While global IPO markets collapsed by 75% in value since 2021’s peak, the MENA region has emerged as a notable outlier, maintaining momentum and actually increasing its market share during a period of widespread decline. This resilience tells a story of strategic market positioning, regulatory innovation, and the power of mega-deals in volatile times.
1. While the global IPO market remained subdued in 2024…

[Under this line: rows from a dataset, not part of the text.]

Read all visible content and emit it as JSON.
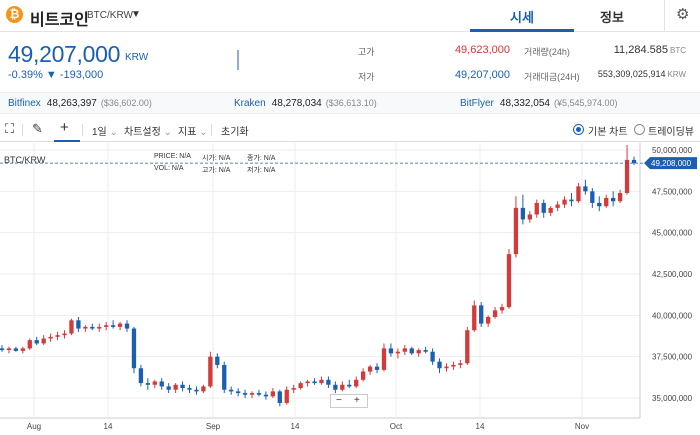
{
  "header": {
    "coin_icon": "bitcoin-icon",
    "coin_symbol": "₿",
    "coin_name": "비트코인",
    "pair": "BTC/KRW",
    "tabs": [
      {
        "label": "시세",
        "active": true
      },
      {
        "label": "정보",
        "active": false
      }
    ],
    "settings_icon": "gear-icon"
  },
  "ticker": {
    "price": "49,207,000",
    "unit": "KRW",
    "change": "-0.39% ▼ -193,000",
    "high_label": "고가",
    "high": "49,623,000",
    "low_label": "저가",
    "low": "49,207,000",
    "volume_label": "거래량(24h)",
    "volume": "11,284.585",
    "volume_unit": "BTC",
    "amount_label": "거래대금(24H)",
    "amount": "553,309,025,914",
    "amount_unit": "KRW"
  },
  "exchanges": [
    {
      "name": "Bitfinex",
      "value": "48,263,397",
      "sub": "($36,602.00)"
    },
    {
      "name": "Kraken",
      "value": "48,278,034",
      "sub": "($36,613.10)"
    },
    {
      "name": "BitFlyer",
      "value": "48,332,054",
      "sub": "(¥5,545,974.00)"
    }
  ],
  "toolbar": {
    "interval": "1일",
    "chart_settings": "차트설정",
    "indicators": "지표",
    "reset": "초기화",
    "basic_chart": "기본 차트",
    "tradingview": "트레이딩뷰"
  },
  "legend": {
    "price": "PRICE:",
    "price_v": "N/A",
    "open": "시가:",
    "open_v": "N/A",
    "close": "종가:",
    "close_v": "N/A",
    "vol": "VOL:",
    "vol_v": "N/A",
    "high": "고가:",
    "high_v": "N/A",
    "low": "저가:",
    "low_v": "N/A"
  },
  "chart_pair": "BTC/KRW",
  "current_price_tag": "49,208,000",
  "zoom": {
    "minus": "−",
    "plus": "+"
  },
  "colors": {
    "up": "#d23b3b",
    "down": "#1a5fb4",
    "accent": "#1a5fb4"
  },
  "chart_data": {
    "type": "candlestick",
    "y_ticks": [
      "50,000,000",
      "47,500,000",
      "45,000,000",
      "42,500,000",
      "40,000,000",
      "37,500,000",
      "35,000,000"
    ],
    "y_tick_values": [
      50000000,
      47500000,
      45000000,
      42500000,
      40000000,
      37500000,
      35000000
    ],
    "x_ticks": [
      "Aug",
      "14",
      "Sep",
      "14",
      "Oct",
      "14",
      "Nov"
    ],
    "candles": [
      [
        38000000,
        38200000,
        37800000,
        37900000
      ],
      [
        37900000,
        38100000,
        37700000,
        38000000
      ],
      [
        38000000,
        38100000,
        37800000,
        37850000
      ],
      [
        37850000,
        38100000,
        37700000,
        38000000
      ],
      [
        38000000,
        38600000,
        37900000,
        38500000
      ],
      [
        38500000,
        38700000,
        38200000,
        38300000
      ],
      [
        38300000,
        38800000,
        38200000,
        38600000
      ],
      [
        38600000,
        38900000,
        38400000,
        38700000
      ],
      [
        38700000,
        39000000,
        38500000,
        38800000
      ],
      [
        38800000,
        39100000,
        38600000,
        38900000
      ],
      [
        38900000,
        39800000,
        38800000,
        39700000
      ],
      [
        39700000,
        39900000,
        39000000,
        39200000
      ],
      [
        39200000,
        39400000,
        39000000,
        39300000
      ],
      [
        39300000,
        39500000,
        39100000,
        39200000
      ],
      [
        39200000,
        39500000,
        39000000,
        39300000
      ],
      [
        39300000,
        39600000,
        39100000,
        39400000
      ],
      [
        39400000,
        39700000,
        39200000,
        39300000
      ],
      [
        39300000,
        39600000,
        39100000,
        39500000
      ],
      [
        39500000,
        39700000,
        39000000,
        39200000
      ],
      [
        39200000,
        39300000,
        36500000,
        36800000
      ],
      [
        36800000,
        37000000,
        35700000,
        35900000
      ],
      [
        35900000,
        36200000,
        35500000,
        35800000
      ],
      [
        35800000,
        36100000,
        35600000,
        36000000
      ],
      [
        36000000,
        36200000,
        35500000,
        35700000
      ],
      [
        35700000,
        35900000,
        35300000,
        35500000
      ],
      [
        35500000,
        35900000,
        35300000,
        35800000
      ],
      [
        35800000,
        36000000,
        35400000,
        35600000
      ],
      [
        35600000,
        35800000,
        35300000,
        35500000
      ],
      [
        35500000,
        35700000,
        35200000,
        35400000
      ],
      [
        35400000,
        35800000,
        35300000,
        35700000
      ],
      [
        35700000,
        37800000,
        35600000,
        37500000
      ],
      [
        37500000,
        37700000,
        36800000,
        37000000
      ],
      [
        37000000,
        37200000,
        35300000,
        35500000
      ],
      [
        35500000,
        35700000,
        35200000,
        35400000
      ],
      [
        35400000,
        35600000,
        35100000,
        35300000
      ],
      [
        35300000,
        35500000,
        35000000,
        35200000
      ],
      [
        35200000,
        35400000,
        35000000,
        35300000
      ],
      [
        35300000,
        35500000,
        35100000,
        35200000
      ],
      [
        35200000,
        35400000,
        34900000,
        35100000
      ],
      [
        35100000,
        35600000,
        35000000,
        35400000
      ],
      [
        35400000,
        35500000,
        34500000,
        34700000
      ],
      [
        34700000,
        35700000,
        34600000,
        35500000
      ],
      [
        35500000,
        35800000,
        35300000,
        35600000
      ],
      [
        35600000,
        36000000,
        35500000,
        35900000
      ],
      [
        35900000,
        36100000,
        35700000,
        36000000
      ],
      [
        36000000,
        36200000,
        35800000,
        35900000
      ],
      [
        35900000,
        36300000,
        35800000,
        36100000
      ],
      [
        36100000,
        36300000,
        35600000,
        35800000
      ],
      [
        35800000,
        36000000,
        35300000,
        35500000
      ],
      [
        35500000,
        36000000,
        35400000,
        35800000
      ],
      [
        35800000,
        36100000,
        35600000,
        35700000
      ],
      [
        35700000,
        36300000,
        35600000,
        36100000
      ],
      [
        36100000,
        36800000,
        36000000,
        36600000
      ],
      [
        36600000,
        37000000,
        36400000,
        36900000
      ],
      [
        36900000,
        37100000,
        36500000,
        36700000
      ],
      [
        36700000,
        38300000,
        36600000,
        38000000
      ],
      [
        38000000,
        38300000,
        37500000,
        37700000
      ],
      [
        37700000,
        38000000,
        37400000,
        37800000
      ],
      [
        37800000,
        38200000,
        37600000,
        38000000
      ],
      [
        38000000,
        38100000,
        37600000,
        37700000
      ],
      [
        37700000,
        38000000,
        37500000,
        37900000
      ],
      [
        37900000,
        38100000,
        37700000,
        37800000
      ],
      [
        37800000,
        38000000,
        37000000,
        37200000
      ],
      [
        37200000,
        37400000,
        36500000,
        36800000
      ],
      [
        36800000,
        37100000,
        36600000,
        36900000
      ],
      [
        36900000,
        37200000,
        36700000,
        37000000
      ],
      [
        37000000,
        37300000,
        36800000,
        37100000
      ],
      [
        37100000,
        39300000,
        37000000,
        39100000
      ],
      [
        39100000,
        40900000,
        39000000,
        40600000
      ],
      [
        40600000,
        40800000,
        39300000,
        39500000
      ],
      [
        39500000,
        40000000,
        39300000,
        39900000
      ],
      [
        39900000,
        40500000,
        39800000,
        40300000
      ],
      [
        40300000,
        40700000,
        40100000,
        40500000
      ],
      [
        40500000,
        44000000,
        40400000,
        43700000
      ],
      [
        43700000,
        47200000,
        43500000,
        46500000
      ],
      [
        46500000,
        47300000,
        45500000,
        45800000
      ],
      [
        45800000,
        46300000,
        45600000,
        46100000
      ],
      [
        46100000,
        47000000,
        45900000,
        46800000
      ],
      [
        46800000,
        47000000,
        45900000,
        46200000
      ],
      [
        46200000,
        46600000,
        46000000,
        46500000
      ],
      [
        46500000,
        46900000,
        46300000,
        46700000
      ],
      [
        46700000,
        47200000,
        46500000,
        47000000
      ],
      [
        47000000,
        47400000,
        46600000,
        46900000
      ],
      [
        46900000,
        48000000,
        46800000,
        47800000
      ],
      [
        47800000,
        48200000,
        47300000,
        47500000
      ],
      [
        47500000,
        47700000,
        46500000,
        46800000
      ],
      [
        46800000,
        47200000,
        46300000,
        46600000
      ],
      [
        46600000,
        47300000,
        46500000,
        47100000
      ],
      [
        47100000,
        47500000,
        46600000,
        46900000
      ],
      [
        46900000,
        47600000,
        46800000,
        47400000
      ],
      [
        47400000,
        50300000,
        47300000,
        49400000
      ],
      [
        49400000,
        49600000,
        49100000,
        49207000
      ]
    ]
  }
}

Global IPO activity has halved in volume and dropped nearly 75% in value proceeds plummeting from $460 billion since 2021 to $121 billion in 2024. This decline wasn’t random. High interest rates at 4.50% fundamentally altered the risk-return calculus for public markets, making debt financing expensive and equity markets less attractive. Market volatility created cautious investor sentiment, while elevated borrowing costs constrained new listings and dampened overall capital market activity. The result was a subdued IPO environment with limited signs of immediate recovery as macroeconomic and geopolitical pressures persisted. Equity markets have grown more selective, with fewer growth-stage companies attempting to go public and institutional investors seeking profitability over promise.
2. …MENA maintained momentum, now contributing 5% to Global IPO volumes…

In stark contrast to global trends, the MENA region has maintained strong IPO momentum. The region showed a 2.5x increase in IPO activity from 2021 to 2024, even as traditionally dominant markets like the USA, China, and ASEAN experienced significant declines. While representing just 5% of global IPO volume in 2024, MENA actually grew its relative importance in the market, demonstrating sustained growth through multiple market cycles rather than temporary resilience.
3. …and an outsized 10% to value, owing to higher average proceeds

MENA’s real differentiation becomes clear when examining deal economics. While accounting for approximately 5% of global IPO volume, the region captures roughly 10% of global IPO proceeds due to significantly higher average deal sizes. MENA’s average IPO proceeds reached $272 million in 2024, substantially higher than the global average, driven by mega-deals and minimum free float requirements of 25-30%. These regulatory requirements have become competitive advantages, forcing companies to go public at scale and creating more substantial, liquid markets.
The MENA IPO story from 2021-2024 ultimately demonstrates how well-structured markets with appropriate regulatory frameworks can thrive even during periods of global financial stress. The region’s ability to grow market share while global volumes contracted positions it as an emerging capital markets hub with sustainable competitive advantages built on quality over quantity.